Jintong () is a Taoist deity in Chinese mythology and Chinese traditional religion who, along with his female counterpart Yunü (Jade Girl), are favored servants of the Jade Emperor and Zhenwudadi.

They are also believed to serve as guides in the underworld and the protectors of houses and temples. Some of the Golden Boy and Jade Girl pair could be found on some graves at Bukit Brown Cemetery as they are believed to serve as guides in the Spirit World or the Underworld.

This couple helps virtuous souls over a golden bridge to paradise, and helps souls whose good deeds outweighed the bad, over a silver bridge to paradise. Therefore by erecting the Golden Boy and Jade Maiden by the grave of the deceased, living family members hope that the deceased will not venture into the courts of hell but instead lead their afterlife in paradise.

Legends
Golden Boy and Jade Girl have appeared in several stories since the Song and Yuan dynasties and have became important figures in Chinese mythology. Specific examples are the southern opera version of the legend, Jintong and Yunü, and Yuan dynasty writer Jia Zhongming's zaju by the same name.
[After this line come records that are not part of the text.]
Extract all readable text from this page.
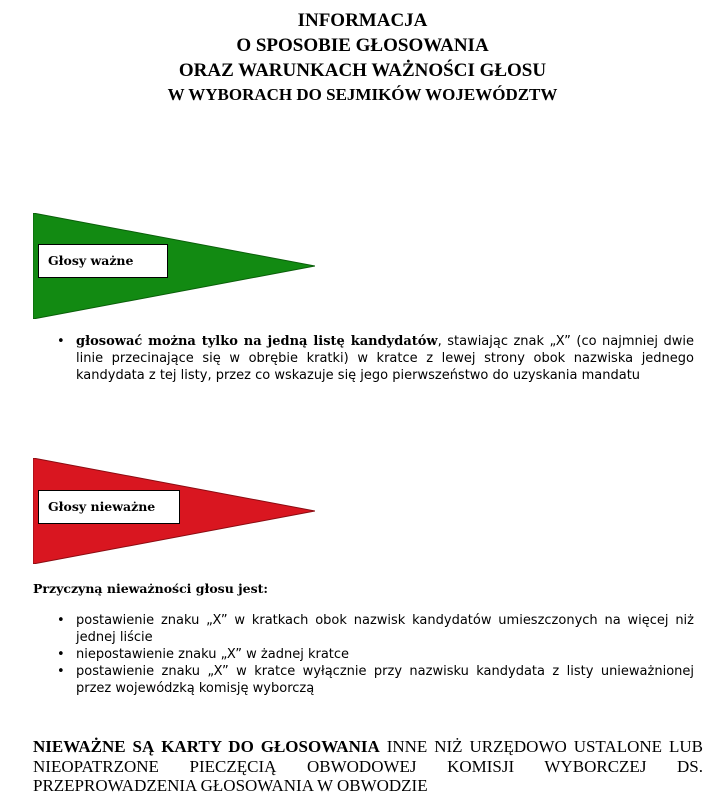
INFORMACJA
O SPOSOBIE GŁOSOWANIA
ORAZ WARUNKACH WAŻNOŚCI GŁOSU
W WYBORACH DO SEJMIKÓW WOJEWÓDZTW
Głosy ważne
• głosować można tylko na jedną listę kandydatów, stawiając znak „X” (co najmniej dwie linie przecinające się w obrębie kratki) w kratce z lewej strony obok nazwiska jednego kandydata z tej listy, przez co wskazuje się jego pierwszeństwo do uzyskania mandatu
Głosy nieważne
Przyczyną nieważności głosu jest:
• postawienie znaku „X” w kratkach obok nazwisk kandydatów umieszczonych na więcej niż jednej liście
• niepostawienie znaku „X” w żadnej kratce
• postawienie znaku „X” w kratce wyłącznie przy nazwisku kandydata z listy unieważnionej przez wojewódzką komisję wyborczą
NIEWAŻNE SĄ KARTY DO GŁOSOWANIA INNE NIŻ URZĘDOWO USTALONE LUB NIEOPATRZONE PIECZĘCIĄ OBWODOWEJ KOMISJI WYBORCZEJ DS. PRZEPROWADZENIA GŁOSOWANIA W OBWODZIE
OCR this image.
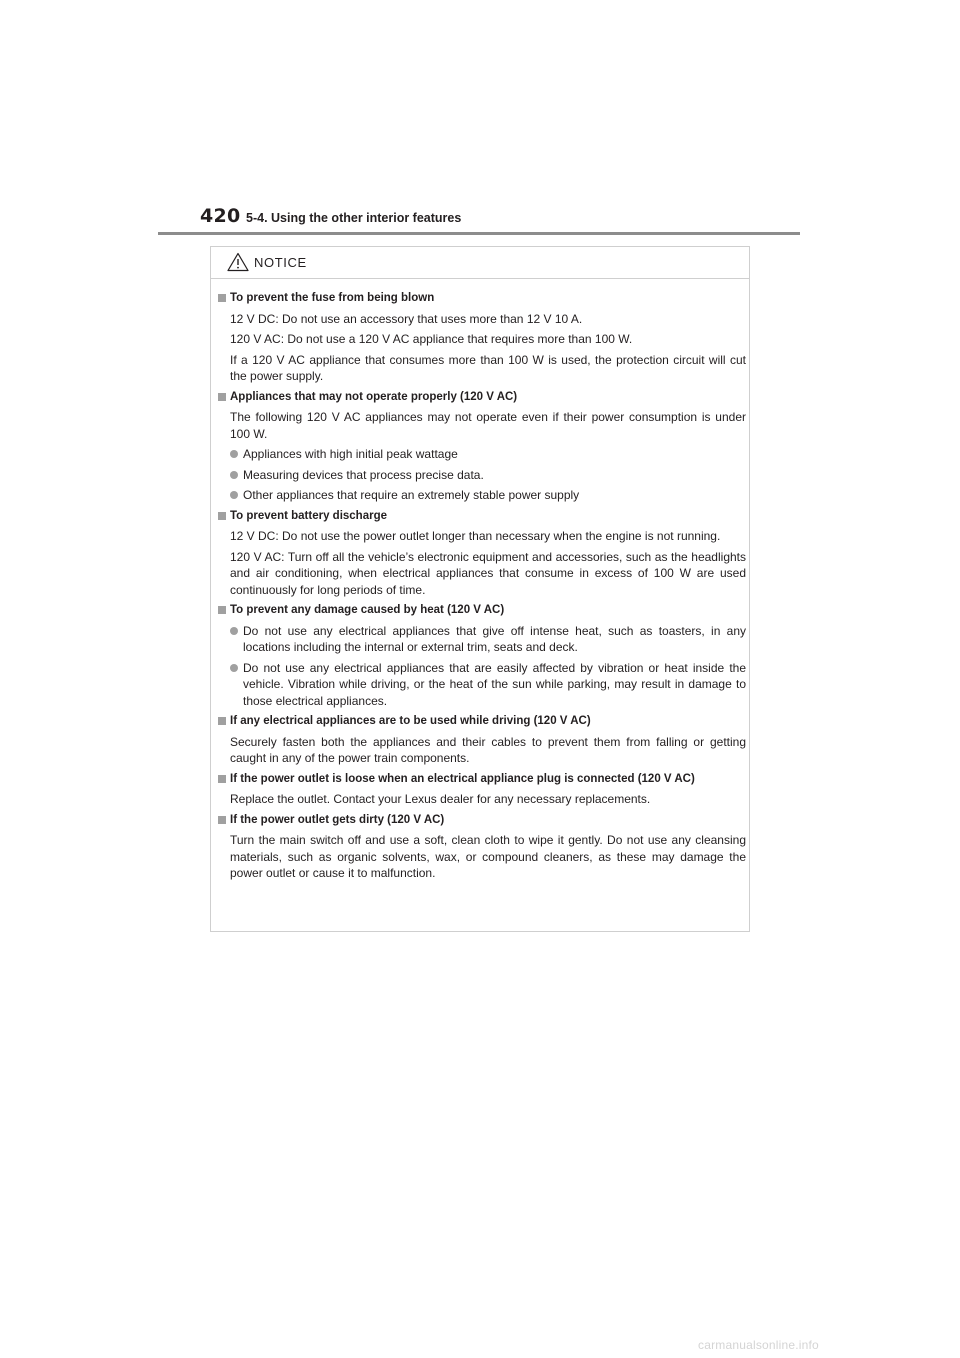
420 5-4. Using the other interior features
NOTICE
To prevent the fuse from being blown
12 V DC: Do not use an accessory that uses more than 12 V 10 A.
120 V AC: Do not use a 120 V AC appliance that requires more than 100 W.
If a 120 V AC appliance that consumes more than 100 W is used, the protection circuit will cut the power supply.
Appliances that may not operate properly (120 V AC)
The following 120 V AC appliances may not operate even if their power consumption is under 100 W.
Appliances with high initial peak wattage
Measuring devices that process precise data.
Other appliances that require an extremely stable power supply
To prevent battery discharge
12 V DC: Do not use the power outlet longer than necessary when the engine is not running.
120 V AC: Turn off all the vehicle’s electronic equipment and accessories, such as the headlights and air conditioning, when electrical appliances that consume in excess of 100 W are used continuously for long periods of time.
To prevent any damage caused by heat (120 V AC)
Do not use any electrical appliances that give off intense heat, such as toasters, in any locations including the internal or external trim, seats and deck.
Do not use any electrical appliances that are easily affected by vibration or heat inside the vehicle. Vibration while driving, or the heat of the sun while parking, may result in damage to those electrical appliances.
If any electrical appliances are to be used while driving (120 V AC)
Securely fasten both the appliances and their cables to prevent them from falling or getting caught in any of the power train components.
If the power outlet is loose when an electrical appliance plug is connected (120 V AC)
Replace the outlet. Contact your Lexus dealer for any necessary replacements.
If the power outlet gets dirty (120 V AC)
Turn the main switch off and use a soft, clean cloth to wipe it gently. Do not use any cleansing materials, such as organic solvents, wax, or compound cleaners, as these may damage the power outlet or cause it to malfunction.
carmanualsonline.info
In the Avatamsaka Sutra, he and Yunü seek enlightenment and are acolytes of Guan Yin. In this context, Yunü is called Longnü and Jintong is called Shancai Tongzi.

Some folktales say that Xue Dingshan and Fan Lihua were originally the Golden Boy and Jade Girl. The Jade Emperor was furious with them and wanted to punish them for breaking the celestial utensils. Fortunately, the Old Man of the South Pole begged for their mercy and was demoted to the mortal world.

In the Hanyi ji play, the protagonists Qi Liang and Meng Jiang are reincarnations of Jintong and Yunü.

In most popular versions of The Butterfly Lovers, the protagonists Liang Shanbo and Zhu Yingtai are human reincarnations of Jintong and Yunü who are expelled from Heaven Court by Guanyin or the Jade Emperor for their sin and forced to live as a thwarted couple for three or seven generations before being reunited and restored to their original status.

In popular culture
 Literary works often refer to attractive and well-matched couples as a Jintong and Yunü.
 During the Spring Festival, pictures featuring Yunü and Jintong can be found on the doors of many households.

References

Sources
Li Jianping 李劍平, ed. (1998). Zhongguo shenhua renwu cidian 中國神話人物辞典 (Xi'an : Shanxi renmin chubanshe), 144.